J’ai lu la sortie de Boris Bertolt parlant de la pétition lancée par le professeur Maurice Kamto. J’avoue que ce genre de sortie se veut tranchante, mais elle passe complètement à côté de la réalité.
Dire que Maurice Kamto “jongle”, c’est faire comme si la politique au Cameroun était un terrain simple. Or ce terrain est verrouillé, déséquilibré, étouffant. Dans de telles conditions, s’adapter n’est pas de la ruse.
Mais le vrai problème est ailleurs.
On exige de l’homme une radicalité absolue. Une opposition frontale, spectaculaire, irréprochable. On lui demande presque l’impossible. Pourtant, l’histoire récente est là: lorsqu’il a été arrêté, qu’est-ce que cela a changé ? Rien. Le pays n’a pas tremblé, encore moins le peuple. Le silence a recouvert l’événement comme si de rien n’était. Lorsqu’il a été écarté du jeu électoral le 05 août, même scénario. Indignation, oui, mais action non.
Alors une question simple : que peut-il faire de plus, réellement ? Se sacrifier davantage ? Pour quoi ? Pour qui ? Pour un peuple qui observe, commente, critique… mais ne se lève pas ? Il faut avoir l’honnêteté de le dire : on ne peut pas exiger d’un homme ce qu’un peuple entier refuse d’assumer. On ne peut non plus réclamer l’héroïsme individuel dans un désert collectif. La politique n’est pas un spectacle où un seul acteur porte tout pendant que les autres jugent depuis les gradins.
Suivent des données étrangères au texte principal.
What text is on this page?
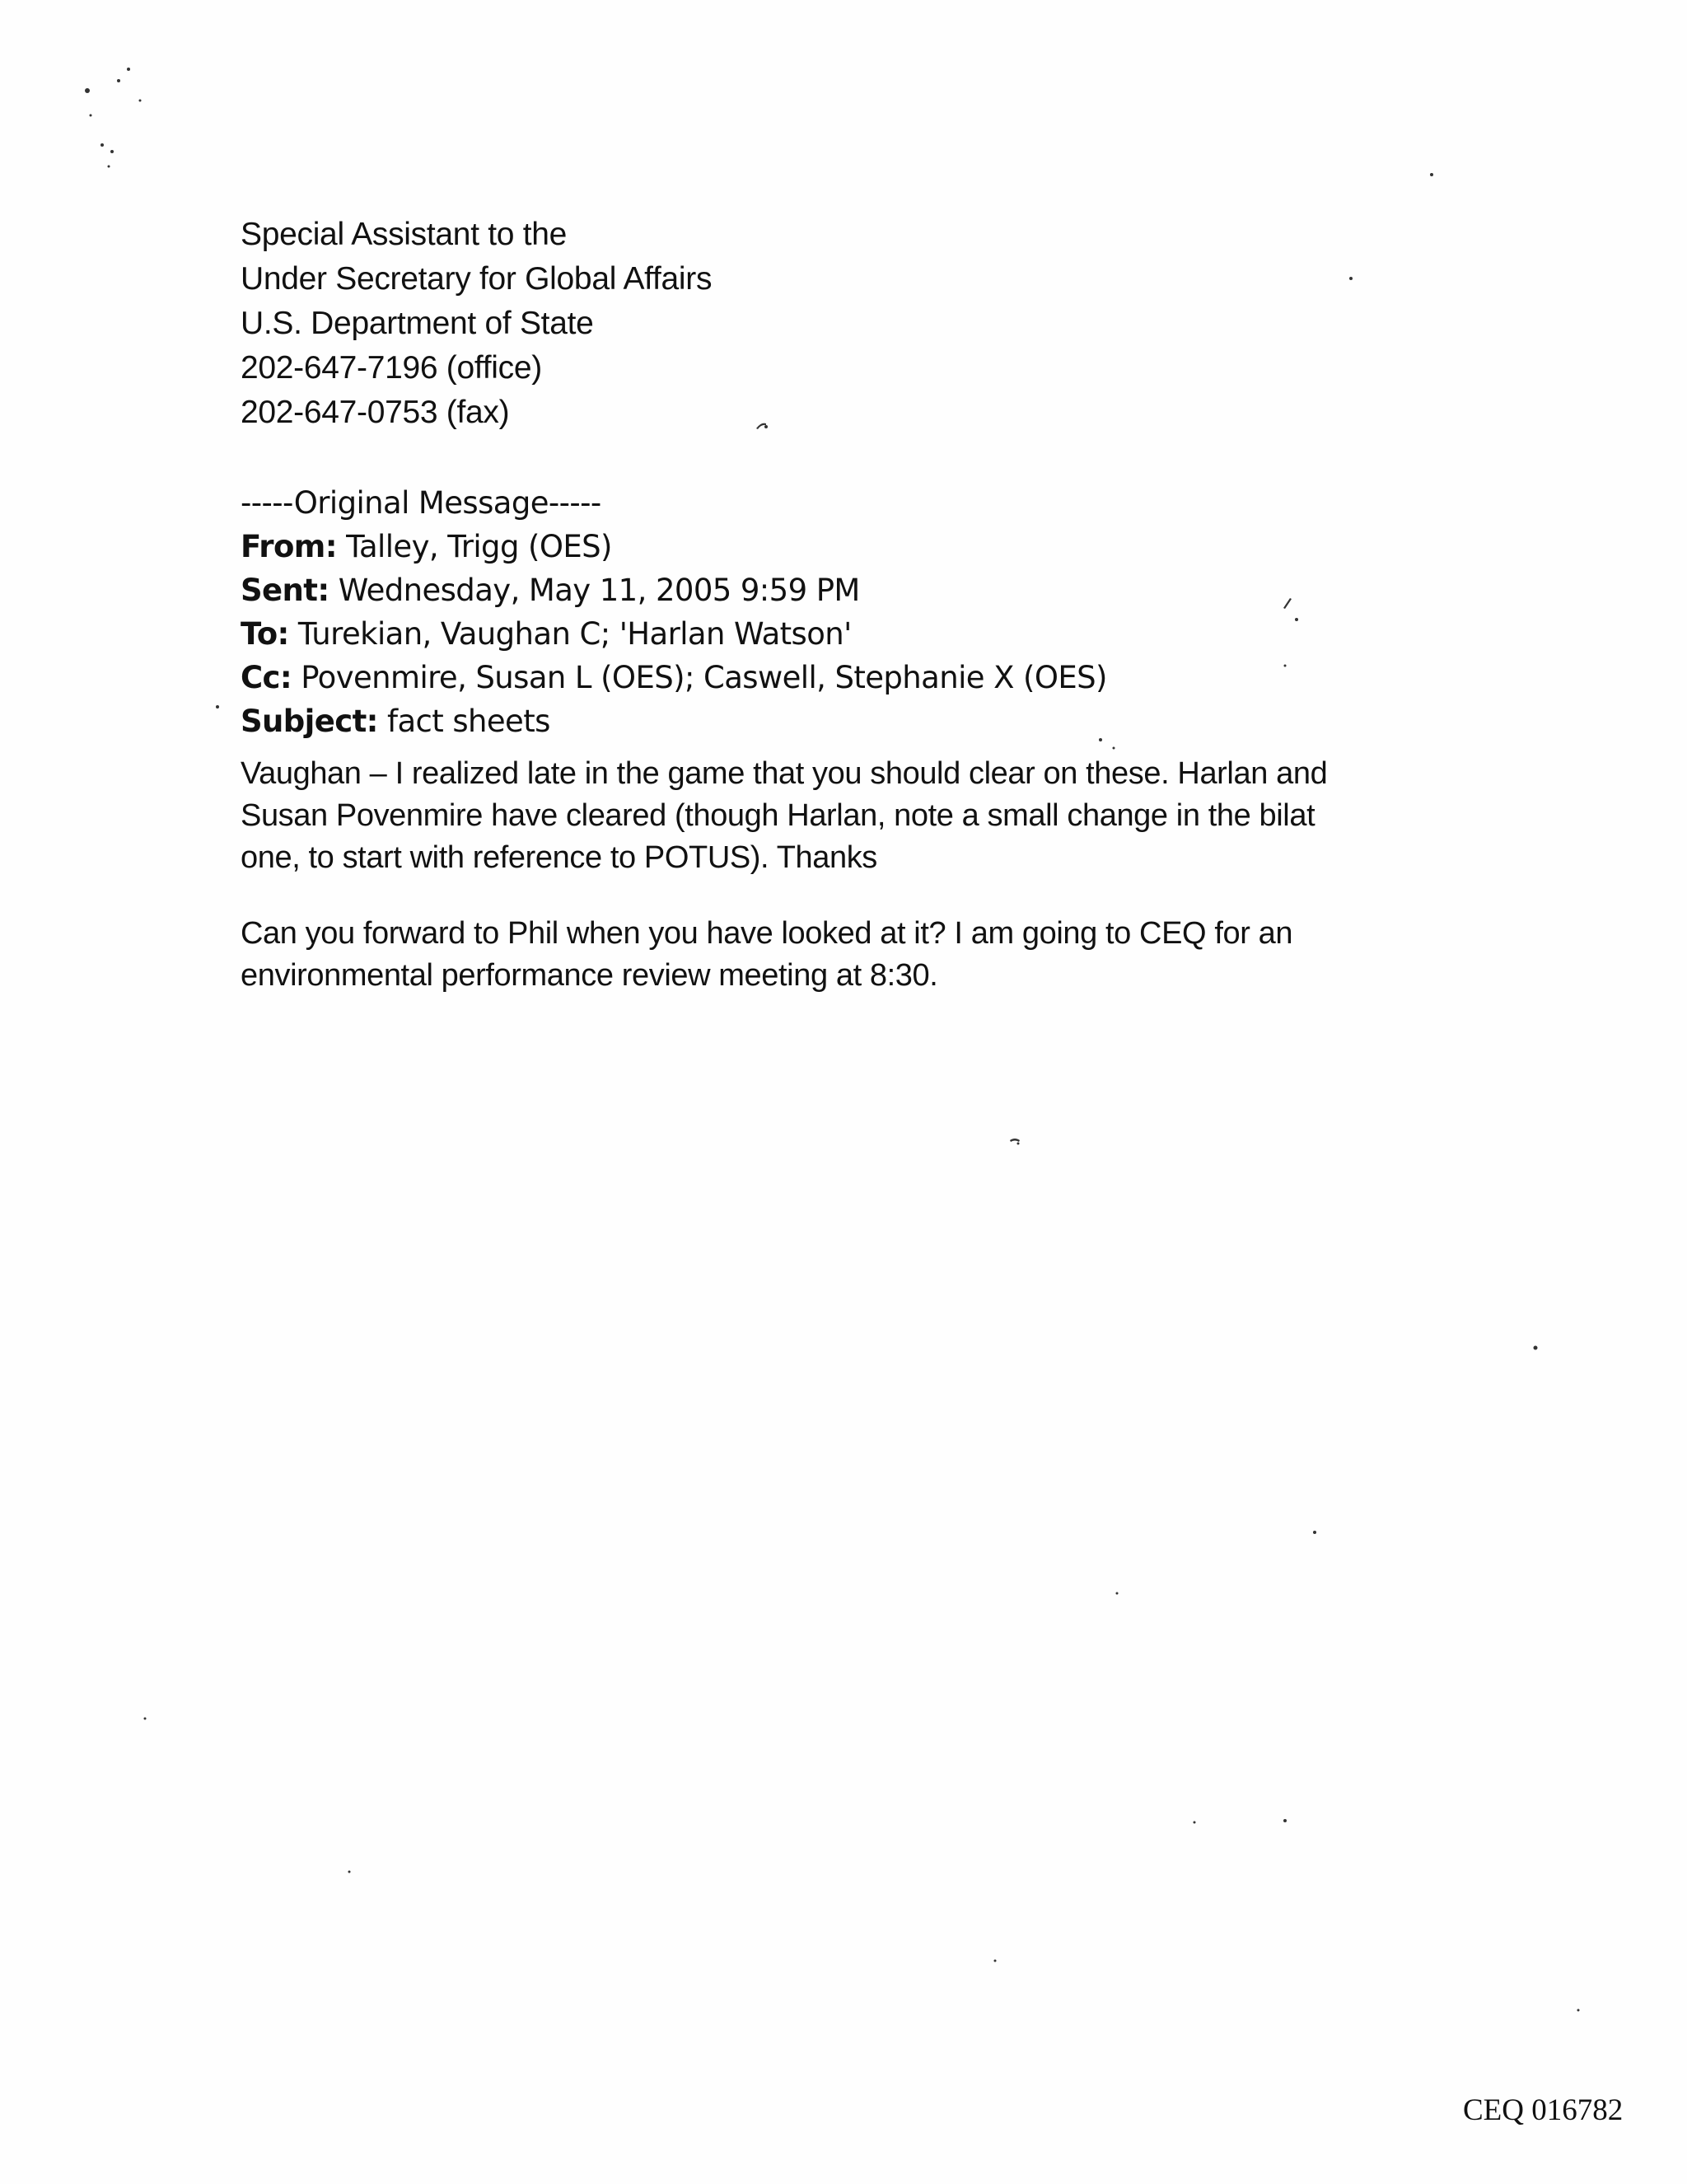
Special Assistant to the
Under Secretary for Global Affairs
U.S. Department of State
202-647-7196 (office)
202-647-0753 (fax)
-----Original Message-----
From: Talley, Trigg (OES)
Sent: Wednesday, May 11, 2005 9:59 PM
To: Turekian, Vaughan C; 'Harlan Watson'
Cc: Povenmire, Susan L (OES); Caswell, Stephanie X (OES)
Subject: fact sheets
Vaughan – I realized late in the game that you should clear on these. Harlan and
Susan Povenmire have cleared (though Harlan, note a small change in the bilat
one, to start with reference to POTUS). Thanks
Can you forward to Phil when you have looked at it? I am going to CEQ for an
environmental performance review meeting at 8:30.
CEQ 016782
Je vois certains évoquer aussi Issa Tchiroma Bakary, comme si tout reposait sur une alliance non réalisée. Mais regardons les faits. Revendiquer une victoire et ne même pas être sur le territoire dit déjà beaucoup. Mais au final, peut-être qu’il a eu raison de partir. Peut-être que cela montre simplement ce que coûte réellement la confrontation. Car résister n’est pas simple, et cela en dit long.
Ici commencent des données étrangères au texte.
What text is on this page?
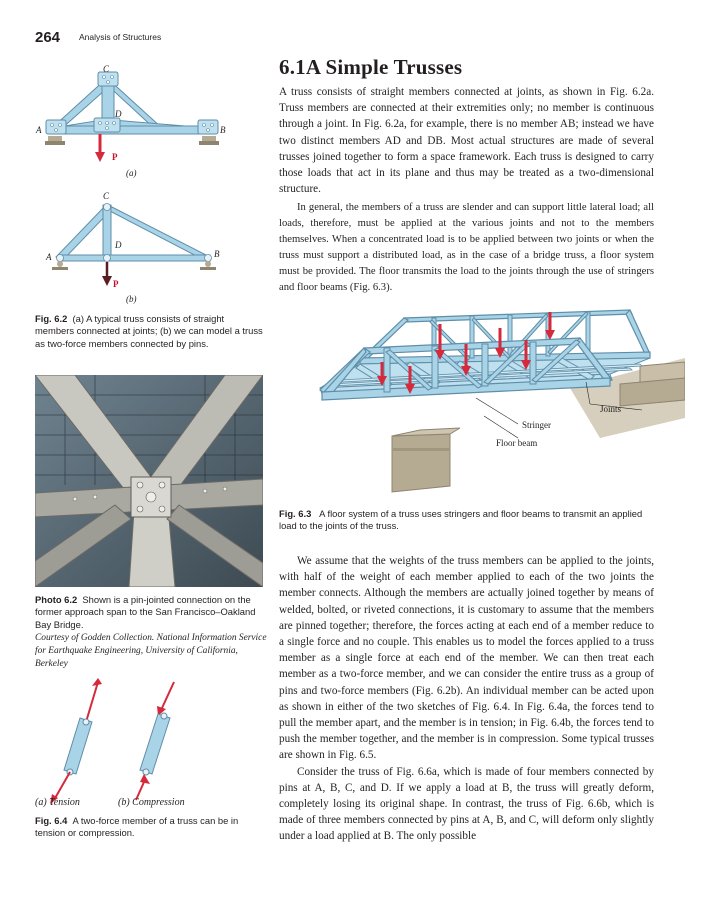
264 Analysis of Structures
C
D
A	B
P
(a)
C
D
A	B
P
(b)
Fig. 6.2 (a) A typical truss consists of straight members connected at joints; (b) we can model a truss as two-force members connected by pins.
Photo 6.2 Shown is a pin-jointed connection on the former approach span to the San Francisco–Oakland Bay Bridge.
Courtesy of Godden Collection. National Information Service for Earthquake Engineering, University of California, Berkeley
(a) Tension	(b) Compression
Fig. 6.4 A two-force member of a truss can be in tension or compression.
6.1A Simple Trusses

A truss consists of straight members connected at joints, as shown in Fig. 6.2a. Truss members are connected at their extremities only; no member is continuous through a joint. In Fig. 6.2a, for example, there is no member AB; instead we have two distinct members AD and DB. Most actual structures are made of several trusses joined together to form a space framework. Each truss is designed to carry those loads that act in its plane and thus may be treated as a two-dimensional structure.

In general, the members of a truss are slender and can support little lateral load; all loads, therefore, must be applied at the various joints and not to the members themselves. When a concentrated load is to be applied between two joints or when the truss must support a distributed load, as in the case of a bridge truss, a floor system must be provided. The floor transmits the load to the joints through the use of stringers and floor beams (Fig. 6.3).

Joints
Stringer
Floor beam
Fig. 6.3 A floor system of a truss uses stringers and floor beams to transmit an applied load to the joints of the truss.

We assume that the weights of the truss members can be applied to the joints, with half of the weight of each member applied to each of the two joints the member connects. Although the members are actually joined together by means of welded, bolted, or riveted connections, it is customary to assume that the members are pinned together; therefore, the forces acting at each end of a member reduce to a single force and no couple. This enables us to model the forces applied to a truss member as a single force at each end of the member. We can then treat each member as a two-force member, and we can consider the entire truss as a group of pins and two-force members (Fig. 6.2b). An individual member can be acted upon as shown in either of the two sketches of Fig. 6.4. In Fig. 6.4a, the forces tend to pull the member apart, and the member is in tension; in Fig. 6.4b, the forces tend to push the member together, and the member is in compression. Some typical trusses are shown in Fig. 6.5.

Consider the truss of Fig. 6.6a, which is made of four members connected by pins at A, B, C, and D. If we apply a load at B, the truss will greatly deform, completely losing its original shape. In contrast, the truss of Fig. 6.6b, which is made of three members connected by pins at A, B, and C, will deform only slightly under a load applied at B. The only possible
Alors oui, revenons à l’essentiel : que lui reproche-t-on exactement ? D’agir imparfaitement ? D’essayer autrement ou de proposer une pétition ? Mais que représente une pétition dans un tel contexte ? Ce n’est pas un gadget, encore moins une distraction. C’est un outil. Peut-être limité ou insuffisant, mais réel. C’est une manière de rassembler en créant une trace pour dire “nous existons encore et disons non”. C’est une tentative de transformer une colère diffuse en expression concrète. En effet, en politique, même les formes minimales d’engagement peuvent mener à la libération.
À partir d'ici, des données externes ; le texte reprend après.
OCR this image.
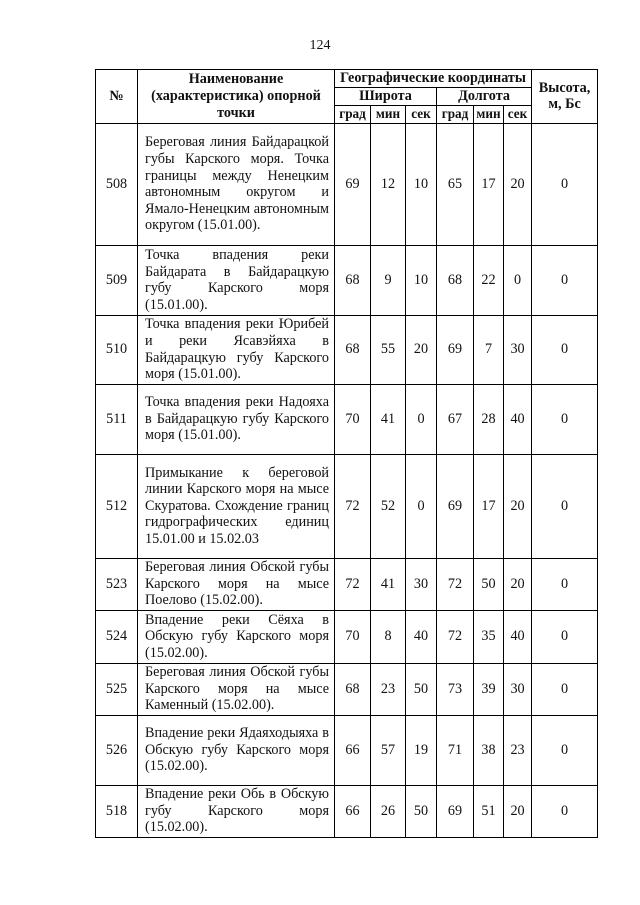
124
№	Наименование (характеристика) опорной точки	Географические координаты						Высота, м, Бс
		Широта			Долгота			
		град	мин	сек	град	мин	сек	
508	Береговая линия Байдарацкой губы Карского моря. Точка границы между Ненецким автономным округом и Ямало-Ненецким автономным округом (15.01.00).	69	12	10	65	17	20	0
509	Точка впадения реки Байдарата в Байдарацкую губу Карского моря (15.01.00).	68	9	10	68	22	0	0
510	Точка впадения реки Юрибей и реки Ясавэйяха в Байдарацкую губу Карского моря (15.01.00).	68	55	20	69	7	30	0
511	Точка впадения реки Надояха в Байдарацкую губу Карского моря (15.01.00).	70	41	0	67	28	40	0
512	Примыкание к береговой линии Карского моря на мысе Скуратова. Схождение границ гидрографических единиц 15.01.00 и 15.02.03	72	52	0	69	17	20	0
523	Береговая линия Обской губы Карского моря на мысе Поелово (15.02.00).	72	41	30	72	50	20	0
524	Впадение реки Сёяха в Обскую губу Карского моря (15.02.00).	70	8	40	72	35	40	0
525	Береговая линия Обской губы Карского моря на мысе Каменный (15.02.00).	68	23	50	73	39	30	0
526	Впадение реки Ядаяходыяха в Обскую губу Карского моря (15.02.00).	66	57	19	71	38	23	0
518	Впадение реки Обь в Обскую губу Карского моря (15.02.00).	66	26	50	69	51	20	0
Il faut savoir que cette sortie ne dénonce pas seulement un homme. Elle révèle une contradiction collective. On ne peut pas rejeter ceux qui essaient ou agissent, tout en ne proposant rien de plus solide. On ne saurait disqualifier les initiatives tout en restant immobile, ni exiger des résultats sans jamais créer les conditions pour qu’ils existent. Dire “soit tu t’opposes frontalement, soit tu te tais”, c’est ignorer une vérité essentielle : dans certains contextes, exister politiquement est déjà un acte de résistance. Et si cela ne suffit pas, alors il faut avoir le courage d’aller au bout du raisonnement : qui fait mieux ? Qui essaie, concrètement, avec constance, visibilité et persévérance, malgré les blocages ? Le silence, encore une fois.
Alors non, le problème n’est pas qu’un homme “jongle”. Le problème, c’est qu’on attend de lui qu’il porte seul un combat que personne n’est prêt à mener collectivement. C’est cette attente irréaliste, presque injuste, qui finit par épuiser, décrédibiliser et isoler ceux qui, malgré tout, continuent d’essayer. Et pendant qu’on débat, qu’on critique, qu’on exige, plus rien ne bouge et surtout le camp adverse avance paisiblement.